The US military is exploring the use of generative artificial intelligence systems as a new layer in its targeting process, with chatbots asked to rank lists of potential targets and recommend which to strike first. A Defense Department official described a scenario in which a list of possible targets is fed into a generative artificial intelligence system being deployed for classified environments, after which humans could ask the model to analyze the data and prioritize targets while considering variables such as aircraft positioning. Human operators would then remain responsible for checking and evaluating the system’s recommendations, and the official framed the description as an example of how such tools might be used rather than a confirmation of current practice.
The emerging chatbot capability builds on Project Maven, a long-running Pentagon program that uses older artificial intelligence techniques such as computer vision to process massive volumes of sensor data and imagery. Maven can take thousands of hours of aerial drone footage and algorithmically identify potential targets, which soldiers then select and vet through a map-based dashboard that visually distinguishes targets from friendly forces. The new generative artificial intelligence layer is intended to sit on top of systems like Maven as a conversational interface that can help users search and analyze data more quickly, but it introduces different risks because large language models are less battle tested and their outputs are easier to obtain yet harder to verify than the map-driven interface that forces direct inspection of underlying data.

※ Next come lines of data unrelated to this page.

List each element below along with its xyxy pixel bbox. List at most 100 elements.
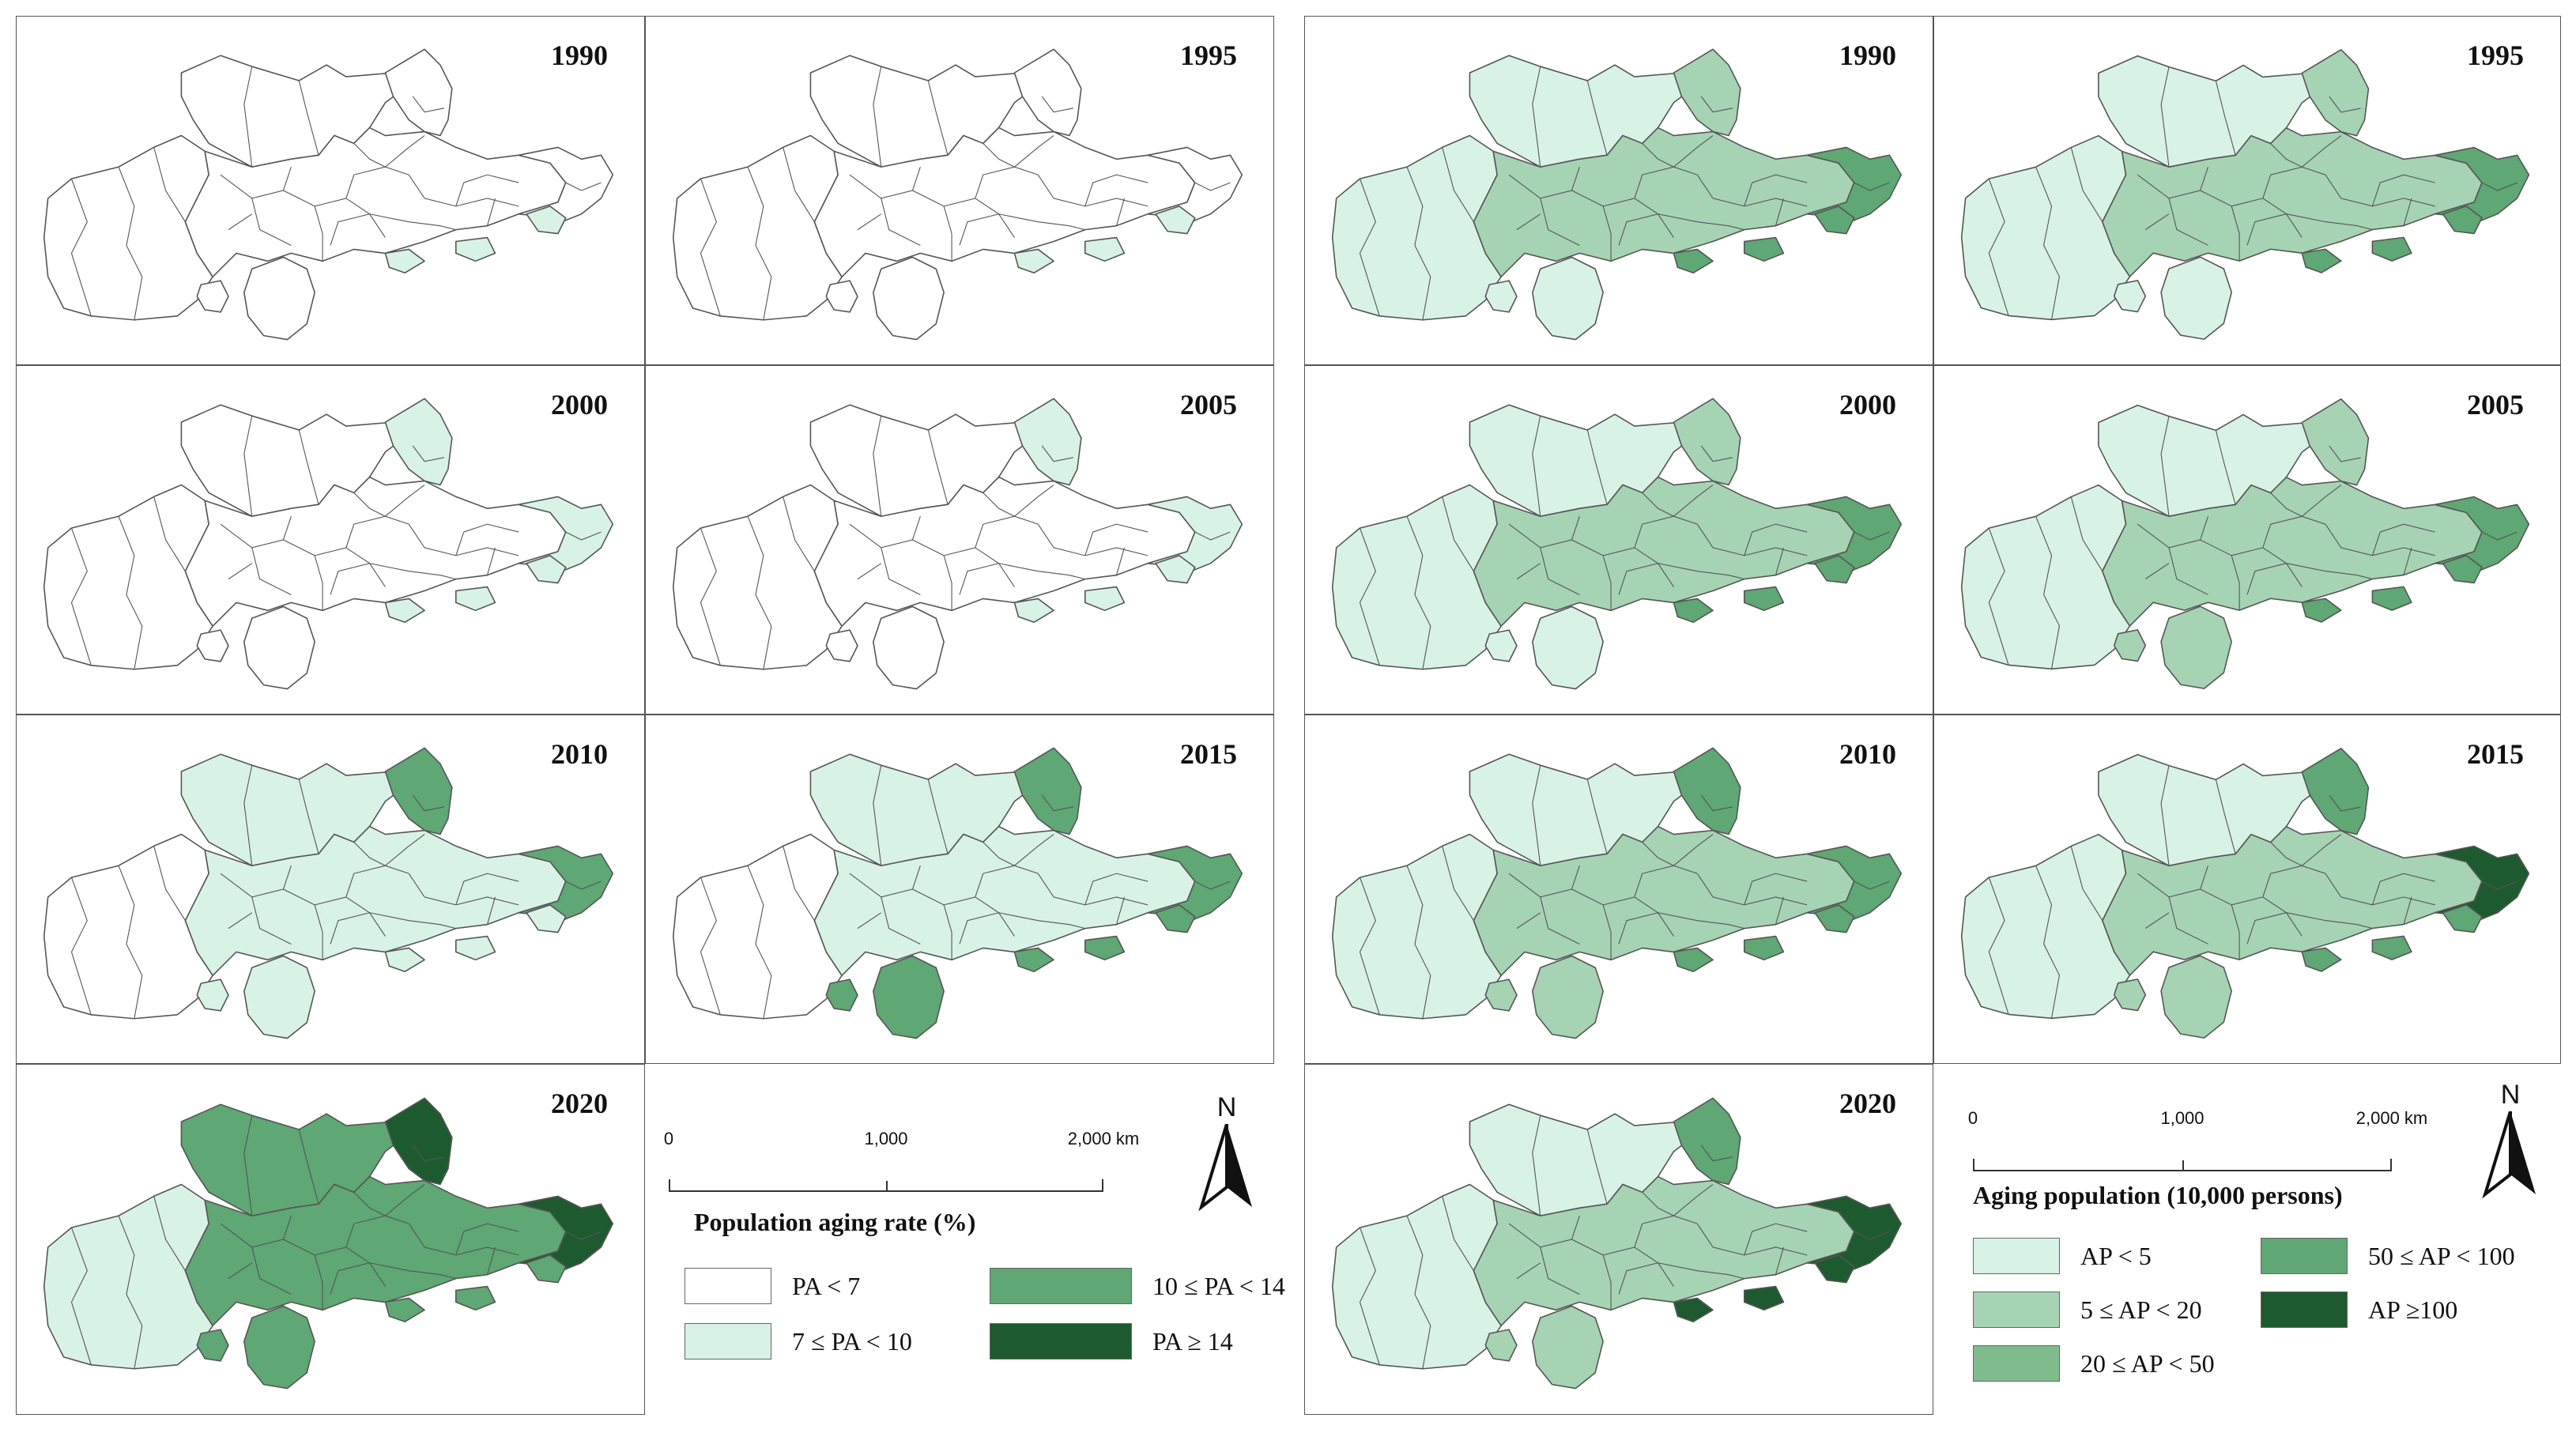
map-boundary-line (243, 765, 253, 866)
map-boundary-line (385, 1184, 425, 1216)
map-region-northeast (1013, 747, 1082, 835)
legend-item: PA ≥ 14 (990, 1323, 1233, 1359)
map-boundary-line (439, 1274, 456, 1280)
map-boundary-line (1516, 1262, 1541, 1280)
map-boundary-line (911, 865, 921, 890)
map-boundary-line (998, 213, 1070, 227)
map-boundary-line (315, 896, 386, 937)
left-map-2020 (43, 1097, 614, 1390)
map-boundary-line (2215, 779, 2236, 854)
left-map-panel-2015: 2015 (645, 715, 1274, 1064)
map-region-northeast (384, 1097, 453, 1186)
map-boundary-line (439, 924, 456, 930)
map-boundary-line (1540, 547, 1580, 595)
legend-swatch (685, 1323, 771, 1359)
left-map-panel-2020: 2020 (16, 1064, 645, 1415)
scale-mid-tick (2182, 1160, 2184, 1171)
map-boundary-line (1508, 523, 1604, 556)
map-boundary-line (251, 896, 292, 945)
panel-year: 2005 (1180, 389, 1237, 420)
right-map-panel-1995: 1995 (1933, 16, 2561, 365)
map-region-northeast (1673, 48, 1741, 137)
map-boundary-line (2160, 66, 2170, 168)
panel-year: 2000 (551, 389, 608, 420)
map-region-east (1806, 146, 1903, 224)
map-region-south (243, 256, 315, 341)
map-boundary-line (1642, 143, 1674, 168)
map-boundary-line (118, 516, 143, 669)
map-boundary-line (2144, 912, 2170, 929)
map-boundary-line (1442, 496, 1474, 571)
map-boundary-line (486, 1246, 496, 1275)
legend-label: PA < 7 (792, 1271, 861, 1300)
map-boundary-line (2231, 896, 2303, 937)
map-boundary-line (385, 834, 425, 866)
map-boundary-line (700, 178, 721, 316)
map-boundary-line (1115, 547, 1125, 575)
map-boundary-line (2160, 765, 2170, 866)
map-boundary-line (2325, 523, 2435, 556)
map-boundary-line (2262, 515, 2326, 549)
map-boundary-line (1854, 182, 1890, 191)
map-boundary-line (2286, 912, 2357, 926)
right-map-1990 (1331, 48, 1903, 341)
map-region-highlight (1673, 1254, 1855, 1323)
map-boundary-line (298, 779, 319, 854)
map-region-south-small (2113, 280, 2147, 313)
map-boundary-line (2070, 846, 2103, 921)
legend-item: 50 ≤ AP < 100 (2261, 1238, 2515, 1274)
map-boundary-line (983, 842, 1015, 866)
scale-label-2000: 2,000 km (2355, 1108, 2428, 1128)
map-region-south (873, 955, 945, 1039)
map-boundary-line (1571, 167, 1580, 191)
map-region-northeast (384, 747, 453, 835)
legend-item: 20 ≤ AP < 50 (1973, 1345, 2215, 1382)
panel-year: 1995 (1180, 40, 1237, 71)
map-boundary-line (439, 225, 456, 231)
map-boundary-line (2356, 924, 2373, 930)
left-map-panel-2000: 2000 (16, 365, 645, 715)
map-boundary-line (944, 547, 1015, 587)
map-boundary-line (486, 896, 496, 925)
map-boundary-line (2270, 492, 2303, 517)
panel-year: 2000 (1839, 389, 1896, 420)
map-boundary-line (1406, 865, 1431, 1019)
map-boundary-line (1700, 1145, 1733, 1162)
map-boundary-line (1069, 924, 1085, 930)
map-boundary-line (315, 547, 386, 587)
map-boundary-line (243, 416, 253, 517)
map-boundary-line (1115, 198, 1125, 226)
legend-label: 10 ≤ PA < 14 (1152, 1271, 1285, 1300)
map-boundary-line (1744, 174, 1808, 207)
map-region-east (518, 845, 614, 923)
left-map-panel-2005: 2005 (645, 365, 1274, 715)
map-boundary-line (2231, 206, 2240, 262)
legend-item: AP < 5 (1973, 1238, 2152, 1274)
legend-swatch (2261, 1292, 2348, 1328)
map-boundary-line (345, 515, 409, 549)
map-region-south (2160, 256, 2232, 340)
map-boundary-line (1586, 1129, 1608, 1205)
map-boundary-line (118, 1216, 143, 1369)
map-boundary-line (455, 523, 519, 556)
map-region-highlight (384, 1254, 567, 1323)
map-boundary-line (1775, 547, 1784, 575)
map-boundary-line (1115, 896, 1125, 925)
panel-year: 2020 (551, 1088, 608, 1119)
map-boundary-line (220, 523, 315, 556)
north-label: N (1216, 1092, 1237, 1122)
map-boundary-line (1854, 531, 1890, 541)
map-boundary-line (369, 912, 441, 926)
map-boundary-line (2481, 182, 2518, 191)
map-boundary-line (251, 547, 292, 595)
map-boundary-line (2215, 81, 2236, 156)
right-map-panel-2015: 2015 (1933, 715, 2561, 1064)
map-region-south (2160, 605, 2232, 689)
map-boundary-line (228, 213, 253, 231)
map-boundary-line (282, 1216, 292, 1240)
map-region-northeast (2301, 398, 2370, 486)
map-region-northeast (1673, 398, 1741, 486)
map-boundary-line (2301, 834, 2342, 866)
map-boundary-line (2325, 873, 2435, 906)
map-region-northeast (1673, 1097, 1741, 1186)
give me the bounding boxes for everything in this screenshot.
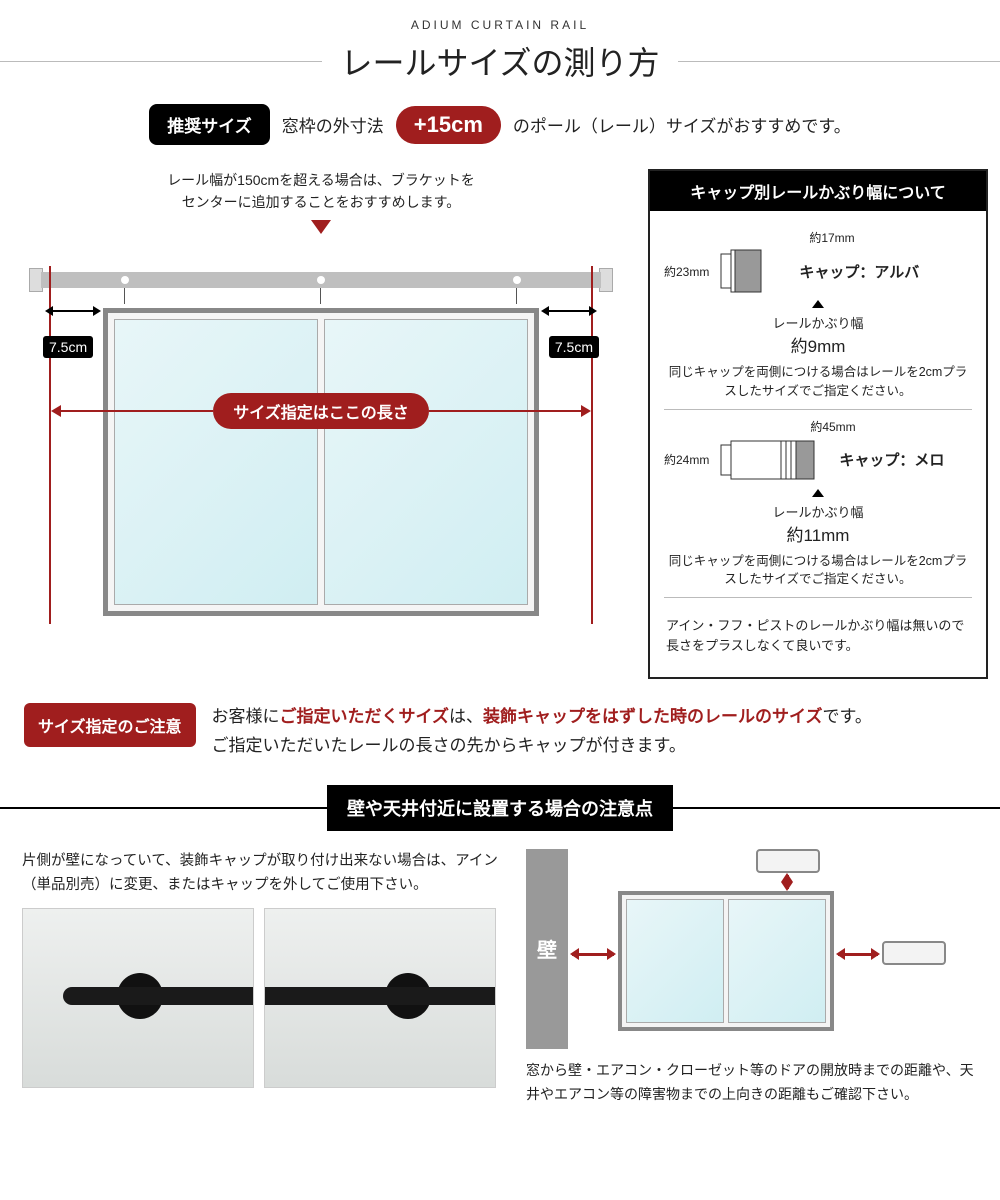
clearance-arrow-left [572, 953, 614, 956]
cap-side-dim: 約23mm [664, 263, 709, 280]
page-title: レールサイズの測り方 [322, 38, 677, 84]
size-measure-bar: サイズ指定はここの長さ [53, 394, 589, 428]
cap-top-dim: 約45mm [694, 418, 972, 435]
window-diagram: 7.5cm 7.5cm サイズ指定はここの長さ [41, 238, 601, 638]
sc-line2: ご指定いただいたレールの長さの先からキャップが付きます。 [212, 736, 686, 755]
clearance-arrow-right [838, 953, 878, 956]
margin-span-right [547, 310, 591, 312]
measure-edge-left [49, 266, 51, 624]
recommend-row: 推奨サイズ 窓枠の外寸法 +15cm のポール（レール）サイズがおすすめです。 [0, 94, 1000, 169]
triangle-up-icon [812, 489, 824, 497]
divider [678, 61, 1000, 62]
rail-photo-2 [264, 908, 496, 1088]
wall-header: 壁や天井付近に設置する場合の注意点 [327, 785, 673, 831]
aircon-side-icon [882, 941, 946, 965]
wr-window [618, 891, 834, 1031]
aircon-top-icon [756, 849, 820, 873]
margin-span-left [51, 310, 95, 312]
bracket-line [124, 288, 125, 304]
margin-label-left: 7.5cm [43, 336, 93, 358]
header-title-row: レールサイズの測り方 [0, 38, 1000, 84]
cap-name: キャップ：アルバ [799, 261, 919, 282]
sc-em1: ご指定いただくサイズ [280, 707, 450, 726]
cap-overlap: レールかぶり幅 約11mm [664, 487, 972, 546]
bracket-line [320, 288, 321, 304]
rail-rod-icon [63, 987, 254, 1005]
bracket-line [516, 288, 517, 304]
cap-top-dim: 約17mm [692, 229, 972, 246]
main-columns: レール幅が150cmを超える場合は、ブラケットを センターに追加することをおすす… [0, 169, 1000, 699]
triangle-up-icon [812, 300, 824, 308]
wall-clearance-diagram: 壁 [526, 849, 946, 1049]
bracket-dot [121, 276, 129, 284]
cap-side-dim: 約24mm [664, 451, 709, 468]
divider [0, 807, 327, 809]
cap-row: 約24mm キャップ：メロ [664, 435, 972, 485]
wall-label: 壁 [526, 849, 568, 1049]
cap-panel: キャップ別レールかぶり幅について 約17mm 約23mm キャップ：アルバ レー… [648, 169, 988, 679]
cap-footer-note: アイン・フフ・ピストのレールかぶり幅は無いので長さをプラスしなくて良いです。 [664, 606, 972, 659]
wall-right-col: 壁 窓から壁・エアコン・クローゼット等のドアの開放時までの距離や、天井やエアコン… [526, 849, 978, 1107]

The push to integrate generative artificial intelligence comes as military artificial intelligence use faces growing public scrutiny after a strike on a girls’ school in Iran in which more than 100 children died, an incident that multiple outlets have linked to a US missile and that the Pentagon says remains under investigation. Reports have indicated that Anthropic’s Claude has been integrated into existing military artificial intelligence systems and used in operations in Iran and Venezuela, and a preliminary inquiry into the school strike has pointed to outdated targeting data as a contributing factor, while leaving unclear what role, if any, generative artificial intelligence systems played. The Defense Department has expanded nonclassified generative artificial intelligence access through the GenAI.mil program for tasks such as contract analysis and presentation drafting, while only a small set of models is cleared for classified use. Anthropic’s Claude was the first approved but is now at the center of a legal fight after the Pentagon labeled the company a supply chain risk and President Trump demanded that the government stop using its artificial intelligence products within six months. OpenAI and Elon Musk’s xAI have since reached agreements allowing their models, including ChatGPT and Grok, to be used in classified settings, with OpenAI stating that its deal includes certain limitations whose practical effectiveness remains uncertain.